We sometimes make the experience that physicians misinterpret the fact that till the end of the fourth week of life, no final blood group typing is made due to the physiological absence of regular antibodies. This leads to the fatal misbelief that within this short lifespan, no Rhesus incompatibility can occur and thus a RBC unit 0, D– with haplotype ccddee can be regarded as universal compatible for transfusion in premature infants and newborns. Given the very low incidence of anti-c and anti-e this procedure might be valid for the vast majority of patients but can be dangerous in case of rare fetomaternal immunization against those antigens.

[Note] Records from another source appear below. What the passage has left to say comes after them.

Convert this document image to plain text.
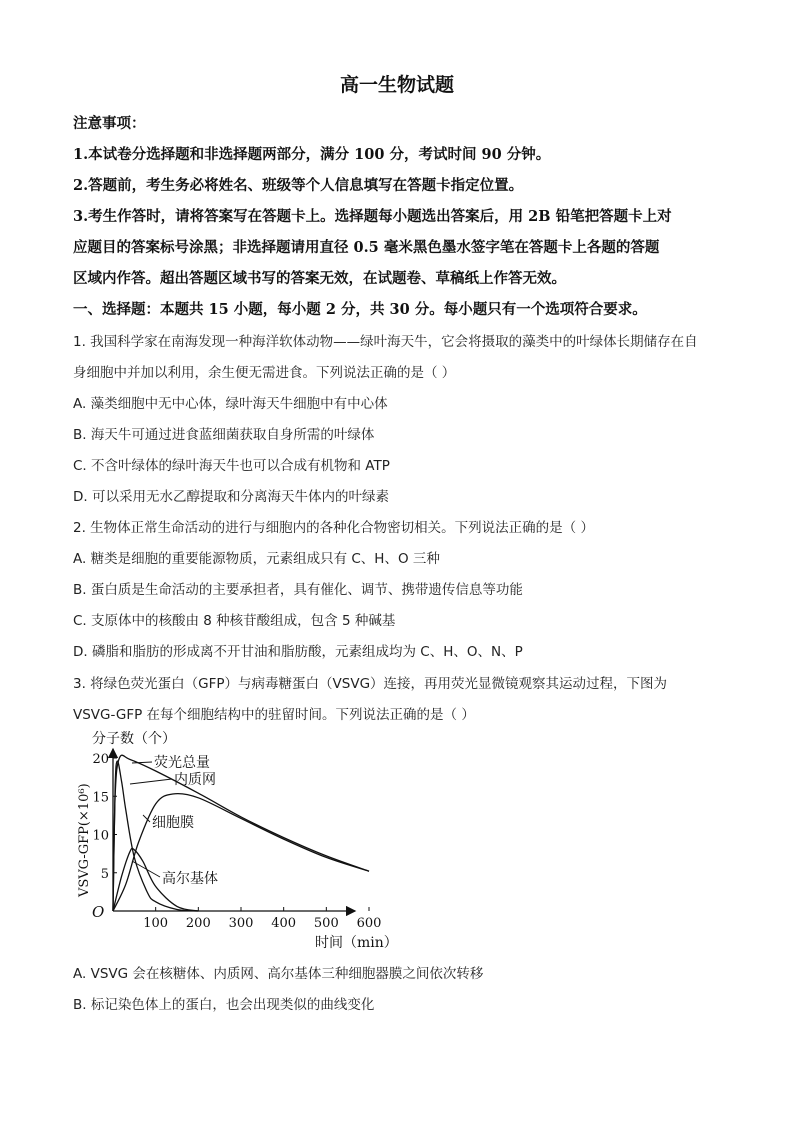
高一生物试题
注意事项：
1.本试卷分选择题和非选择题两部分，满分 100 分，考试时间 90 分钟。
2.答题前，考生务必将姓名、班级等个人信息填写在答题卡指定位置。
3.考生作答时，请将答案写在答题卡上。选择题每小题选出答案后，用 2B 铅笔把答题卡上对
应题目的答案标号涂黑；非选择题请用直径 0.5 毫米黑色墨水签字笔在答题卡上各题的答题
区域内作答。超出答题区域书写的答案无效，在试题卷、草稿纸上作答无效。
一、选择题：本题共 15 小题，每小题 2 分，共 30 分。每小题只有一个选项符合要求。
1. 我国科学家在南海发现一种海洋软体动物——绿叶海天牛，它会将摄取的藻类中的叶绿体长期储存在自
身细胞中并加以利用，余生便无需进食。下列说法正确的是（ ）
A. 藻类细胞中无中心体，绿叶海天牛细胞中有中心体
B. 海天牛可通过进食蓝细菌获取自身所需的叶绿体
C. 不含叶绿体的绿叶海天牛也可以合成有机物和 ATP
D. 可以采用无水乙醇提取和分离海天牛体内的叶绿素
2. 生物体正常生命活动的进行与细胞内的各种化合物密切相关。下列说法正确的是（ ）
A. 糖类是细胞的重要能源物质，元素组成只有 C、H、O 三种
B. 蛋白质是生命活动的主要承担者，具有催化、调节、携带遗传信息等功能
C. 支原体中的核酸由 8 种核苷酸组成，包含 5 种碱基
D. 磷脂和脂肪的形成离不开甘油和脂肪酸，元素组成均为 C、H、O、N、P
3. 将绿色荧光蛋白（GFP）与病毒糖蛋白（VSVG）连接，再用荧光显微镜观察其运动过程，下图为
VSVG-GFP 在每个细胞结构中的驻留时间。下列说法正确的是（ ）
分子数（个）
VSVG-GFP(×10⁶)
O
时间（min）
100 200 300 400 500 600
5
10
15
20	荧光总量
内质网
细胞膜
高尔基体
A. VSVG 会在核糖体、内质网、高尔基体三种细胞器膜之间依次转移
B. 标记染色体上的蛋白，也会出现类似的曲线变化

This misunderstanding might be a consequence of the German legislation which allows limited pre-transfusion testing with renouncement of cross-matching till the end of the fourth week of life if the RBC unit is haplotype ccddee, the absence of irregular antibodies in the plasma of both mother and child is confirmed and the DAT on the baby’s erythrocytes is likewise negative. This implicates that at least prior to an initial transfusion cross-matching has to be performed. In our case report, no initial cross-matching was done. Since antibodies found in a newborn’s blood derive from the maternal isoimmunization, serologic cross-matching can be made from the maternal blood sample, not least to save the small infantile circulation volume. In this context McAdams et al. underscore the importance of the DAT and IAT regardless of the mother’s blood type or prior antibody screen to rule out a potential isoimmunization from a minor blood group antigen [8].

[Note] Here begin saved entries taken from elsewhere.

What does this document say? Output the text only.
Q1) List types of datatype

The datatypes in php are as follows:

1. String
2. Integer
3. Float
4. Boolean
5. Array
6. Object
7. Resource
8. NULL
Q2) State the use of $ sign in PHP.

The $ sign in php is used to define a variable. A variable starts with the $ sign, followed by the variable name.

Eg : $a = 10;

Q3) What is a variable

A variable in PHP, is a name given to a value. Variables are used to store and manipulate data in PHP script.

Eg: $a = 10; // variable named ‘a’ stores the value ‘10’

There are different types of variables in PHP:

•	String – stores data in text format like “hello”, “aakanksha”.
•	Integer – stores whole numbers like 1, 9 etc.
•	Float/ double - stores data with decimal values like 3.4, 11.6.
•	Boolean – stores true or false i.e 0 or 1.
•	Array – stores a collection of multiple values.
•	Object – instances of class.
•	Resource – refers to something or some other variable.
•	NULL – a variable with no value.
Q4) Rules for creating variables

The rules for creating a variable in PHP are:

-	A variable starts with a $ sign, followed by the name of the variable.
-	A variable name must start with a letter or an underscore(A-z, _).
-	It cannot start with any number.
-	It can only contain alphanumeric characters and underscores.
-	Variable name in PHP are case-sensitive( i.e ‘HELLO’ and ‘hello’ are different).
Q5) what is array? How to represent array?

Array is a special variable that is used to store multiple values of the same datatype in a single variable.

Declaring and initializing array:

In the present case, the intervening laboratory staff prevented repetitive transfusion of an incompatible RBC unit even though the initial workup was misled by the negative DAT.

Reports of clinically manifest HDFN with the infant’s red cells showing a weak or negative DAT are rare [9]. Heddle et al. described several examples of HDFN in infants whose red cells had a negative DAT [10]. In one case, the infant was admitted to hospital at the age of three weeks with severe anemia and cardiac failure. While the DAT on the infant’s red cells was negative, both maternal and infant sera were positive for anti-C. The etiology was cleared retrospectively, since the baby subsequently died. In a second fatal case presenting a hydropic stillborn, anti-c was implicated as provoking HDFN as other causes of non-immune hydrops could be excluded. However, even in this severely affected patient, DAT was likewise found negative.

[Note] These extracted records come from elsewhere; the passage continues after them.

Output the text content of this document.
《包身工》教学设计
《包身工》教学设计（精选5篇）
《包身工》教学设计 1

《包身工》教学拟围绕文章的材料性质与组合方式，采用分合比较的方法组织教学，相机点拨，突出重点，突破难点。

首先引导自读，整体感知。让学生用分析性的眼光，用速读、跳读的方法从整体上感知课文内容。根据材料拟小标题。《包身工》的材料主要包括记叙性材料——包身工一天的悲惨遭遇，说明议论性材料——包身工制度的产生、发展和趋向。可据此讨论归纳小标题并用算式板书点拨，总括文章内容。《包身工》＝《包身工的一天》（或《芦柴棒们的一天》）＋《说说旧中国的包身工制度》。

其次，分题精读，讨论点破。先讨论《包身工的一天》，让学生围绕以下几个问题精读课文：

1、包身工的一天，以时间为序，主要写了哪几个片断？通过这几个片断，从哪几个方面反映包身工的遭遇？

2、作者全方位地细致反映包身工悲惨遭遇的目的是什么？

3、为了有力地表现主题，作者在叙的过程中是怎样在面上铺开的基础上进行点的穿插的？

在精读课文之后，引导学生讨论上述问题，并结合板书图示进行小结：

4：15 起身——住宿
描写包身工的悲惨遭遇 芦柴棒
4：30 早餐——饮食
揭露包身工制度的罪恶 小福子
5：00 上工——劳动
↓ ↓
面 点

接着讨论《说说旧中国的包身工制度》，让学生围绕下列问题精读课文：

Despite the high sensitivity of the gel centrifugation method, a negative DAT during HDFN could be caused by a low antibody load on the erythrocytes. It is known that even small amounts of antigen-positive erythrocytes are able to eliminate reactivity from the plasma by absorbing significant amounts of alloantibodies [11]. Probably as a consequence of the initial transfusion the number of antigen E positive erythrocytes has markedly fallen. Since erythrocytes loaded with antibodies are rapidly eliminated from the circulation, the antibody titer could have decreased, turning the DAT negative. The IAT was still capable to detect unbound circulating antibodies in the plasma. Anti-c was only detected with enzyme treated cells.

This case report illustrates an immune mediated hemolytic anemia detected in a neonate, which was caused by a combination of maternal anti-c and anti-E. The accurate treatment would have covered transfusion of an antigen c and E negative RBC unit. Instead, medical history was missed and the neonate received a concentrate group 0, D–, haplotype ccddee. We thus emphasize not to consider a RBC unit of group 0, D–, haplotype ccddee as universal compatible. Every clinician should have a heightened level of suspicion and carefully question all given information before transfusion, especially in case of premature infants and newborns.